Ricorso inammissibile contro sentenza di concordato in appello per motivi rinunciati (Cass. pen. Sez. VII n. 7282 del 21.02.2025)
Principi di diritto (Massima)
È inammissibile il ricorso per cassazione avverso la sentenza emessa all’esito del concordato sui motivi di appello ex art. 599-bis cod. proc. pen. quando il ricorrente censuri la qualificazione giuridica del fatto. L’accordo delle parti sui punti concordati implica difatti la rinuncia a dedurre nel giudizio di legittimità ogni diversa doglianza, anche se relativa a questione rilevabile d’ufficio, con la sola eccezione dell’irrogazione di una pena illegale. Il ricorso è ammissibile solo se investe la formazione della volontà di accedere al concordato, il consenso del Procuratore generale o il contenuto difforme della pronuncia del giudice. Sono invece inammissibili le doglianze relative a motivi rinunciati o alla mancata valutazione delle condizioni di proscioglimento ex art. 129 cod. proc. pen.
Il Fatto
Il ricorrente è stato condannato con sentenza della Corte d’appello di Napoli, emessa ai sensi dell’art. 599-bis cod. proc. pen., in accoglimento del concordato intervenuto sui motivi di appello. Avverso tale pronuncia ha proposto ricorso per cassazione.
Con un primo motivo ha dedotto violazione di legge e vizio della motivazione per il mancato riconoscimento dell’ipotesi della lieve entità di cui all’art. 73, comma 5, d.P.R. n. 309/1990. Con un secondo motivo ha lamentato che le circostanze attenuanti generiche non siano state riconosciute nella massima estensione. Il ricorrente aveva già rinunciato ai motivi inerenti al merito, eccettuati quelli relativi alla quantificazione della pena.
La Motivazione della Corte
La Corte muove dal perimetro del ricorso proponibile avverso la sentenza emessa ex art. 599-bis cod. proc. pen. È ammissibile il ricorso che deduca motivi relativi alla formazione della volontà della parte di accedere al concordato, al consenso del Procuratore generale sulla richiesta e al contenuto difforme della pronuncia del giudice. Sono invece inammissibili le doglianze relative a motivi rinunciati o alla mancata valutazione delle condizioni di proscioglimento ex art. 129 cod. proc. pen. (richiamata Sez. 2 n. 30990 del 01/06/2018, Rv. 272969).
La Corte ribadisce poi che è inammissibile il ricorso volto a censurare la qualificazione giuridica del fatto, perché l’accordo delle parti sui punti concordati implica la rinuncia a dedurre in legittimità ogni diversa doglianza, anche se rilevabile d’ufficio, con l’unica eccezione dell’irrogazione di una pena illegale (richiamata Sez. 6 n. 41254 del 04/07/2019, dep. 08/10/2019, Rv. 277196).

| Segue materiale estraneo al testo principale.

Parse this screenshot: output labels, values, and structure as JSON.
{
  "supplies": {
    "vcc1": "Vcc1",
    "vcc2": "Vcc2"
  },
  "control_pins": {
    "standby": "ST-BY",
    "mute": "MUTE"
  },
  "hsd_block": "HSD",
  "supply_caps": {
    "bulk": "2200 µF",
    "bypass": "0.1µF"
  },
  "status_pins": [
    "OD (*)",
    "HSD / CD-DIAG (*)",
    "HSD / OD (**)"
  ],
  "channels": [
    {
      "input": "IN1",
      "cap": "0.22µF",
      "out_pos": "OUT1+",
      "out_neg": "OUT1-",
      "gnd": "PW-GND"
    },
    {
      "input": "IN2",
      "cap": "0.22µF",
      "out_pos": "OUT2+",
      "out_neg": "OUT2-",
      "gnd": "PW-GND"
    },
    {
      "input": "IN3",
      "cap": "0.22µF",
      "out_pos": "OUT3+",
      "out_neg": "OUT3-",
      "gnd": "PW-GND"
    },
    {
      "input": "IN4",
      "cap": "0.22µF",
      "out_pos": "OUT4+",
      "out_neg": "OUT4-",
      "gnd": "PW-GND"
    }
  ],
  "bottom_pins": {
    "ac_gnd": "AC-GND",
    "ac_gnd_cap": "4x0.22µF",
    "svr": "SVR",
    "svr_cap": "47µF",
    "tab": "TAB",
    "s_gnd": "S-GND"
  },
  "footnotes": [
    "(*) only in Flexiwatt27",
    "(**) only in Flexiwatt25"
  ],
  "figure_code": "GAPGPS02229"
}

Nel caso concreto il ricorrente ha rinunciato ai motivi inerenti al merito, eccettuati quelli sull’entità della pena. La doglianza sulla lieve entità implica una valutazione complessiva degli elementi e della fattispecie concreta e una riqualificazione giuridica del fatto: essa è pertanto inammissibile, perché coperta dalla rinuncia.

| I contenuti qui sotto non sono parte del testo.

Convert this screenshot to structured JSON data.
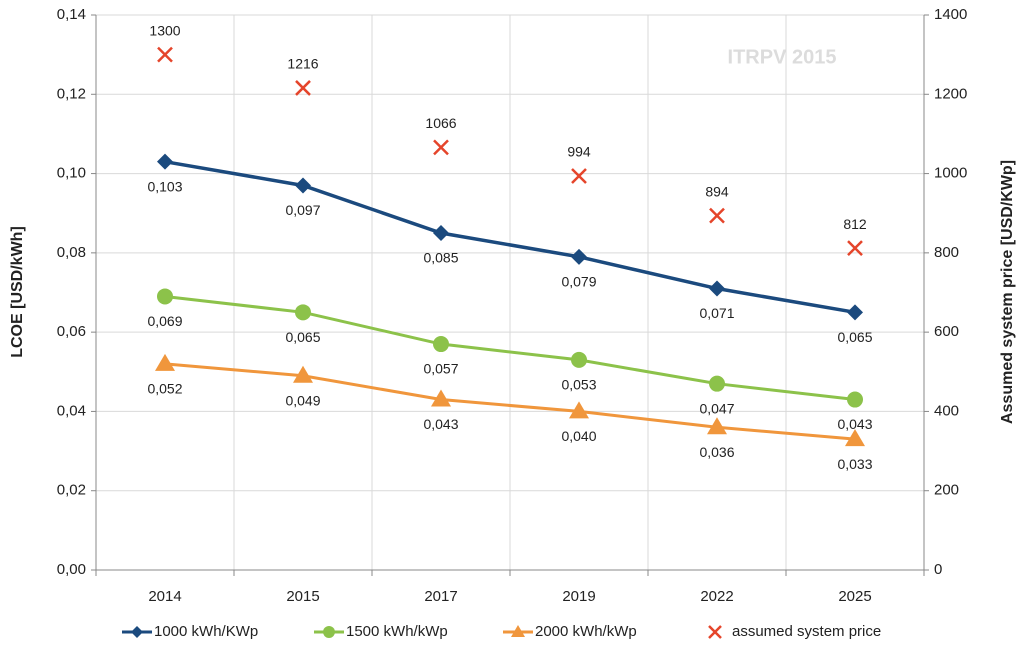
{
  "chart_data": {
    "type": "line",
    "annotation": "ITRPV 2015",
    "y_label": "LCOE [USD/kWh]",
    "y2_label": "Assumed system price [USD/KWp]",
    "categories": [
      "2014",
      "2015",
      "2017",
      "2019",
      "2022",
      "2025"
    ],
    "ylim": [
      0,
      0.14
    ],
    "yticks": [
      {
        "value": 0,
        "label": "0,00"
      },
      {
        "value": 0.02,
        "label": "0,02"
      },
      {
        "value": 0.04,
        "label": "0,04"
      },
      {
        "value": 0.06,
        "label": "0,06"
      },
      {
        "value": 0.08,
        "label": "0,08"
      },
      {
        "value": 0.1,
        "label": "0,10"
      },
      {
        "value": 0.12,
        "label": "0,12"
      },
      {
        "value": 0.14,
        "label": "0,14"
      }
    ],
    "y2lim": [
      0,
      1400
    ],
    "y2ticks": [
      0,
      200,
      400,
      600,
      800,
      1000,
      1200,
      1400
    ],
    "grid": true,
    "legend": "bottom",
    "series": [
      {
        "name": "1000 kWh/KWp",
        "color": "#1b4a7e",
        "marker": "diamond",
        "line": true,
        "values": [
          0.103,
          0.097,
          0.085,
          0.079,
          0.071,
          0.065
        ],
        "value_labels": [
          "0,103",
          "0,097",
          "0,085",
          "0,079",
          "0,071",
          "0,065"
        ]
      },
      {
        "name": "1500 kWh/kWp",
        "color": "#8cc24a",
        "marker": "circle",
        "line": true,
        "values": [
          0.069,
          0.065,
          0.057,
          0.053,
          0.047,
          0.043
        ],
        "value_labels": [
          "0,069",
          "0,065",
          "0,057",
          "0,053",
          "0,047",
          "0,043"
        ]
      },
      {
        "name": "2000 kWh/kWp",
        "color": "#f0963c",
        "marker": "triangle",
        "line": true,
        "values": [
          0.052,
          0.049,
          0.043,
          0.04,
          0.036,
          0.033
        ],
        "value_labels": [
          "0,052",
          "0,049",
          "0,043",
          "0,040",
          "0,036",
          "0,033"
        ]
      },
      {
        "name": "assumed system price",
        "color": "#e5452b",
        "marker": "x",
        "line": false,
        "axis": "y2",
        "values": [
          1300,
          1216,
          1066,
          994,
          894,
          812
        ]
      }
    ]
  }
}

Quanto al trattamento sanzionatorio, la Corte ricorda che le determinazioni del giudice di merito sono insindacabili in cassazione ove sorrette da motivazione esente da vizi logico-giuridici. Nel caso di specie la motivazione risulta adeguata: la Corte territoriale, all’esito di una complessiva rivalutazione, ha valorizzato il comportamento negativo del reo, che dopo la commissione del reato ha fruito di una misura non detentiva violandone le prescrizioni, applicando quindi una diminuzione contenuta per le attenuanti generiche.
Il ricorso è dichiarato inammissibile, con condanna del ricorrente al pagamento delle spese processuali e di euro tremila in favore della Cassa delle ammende.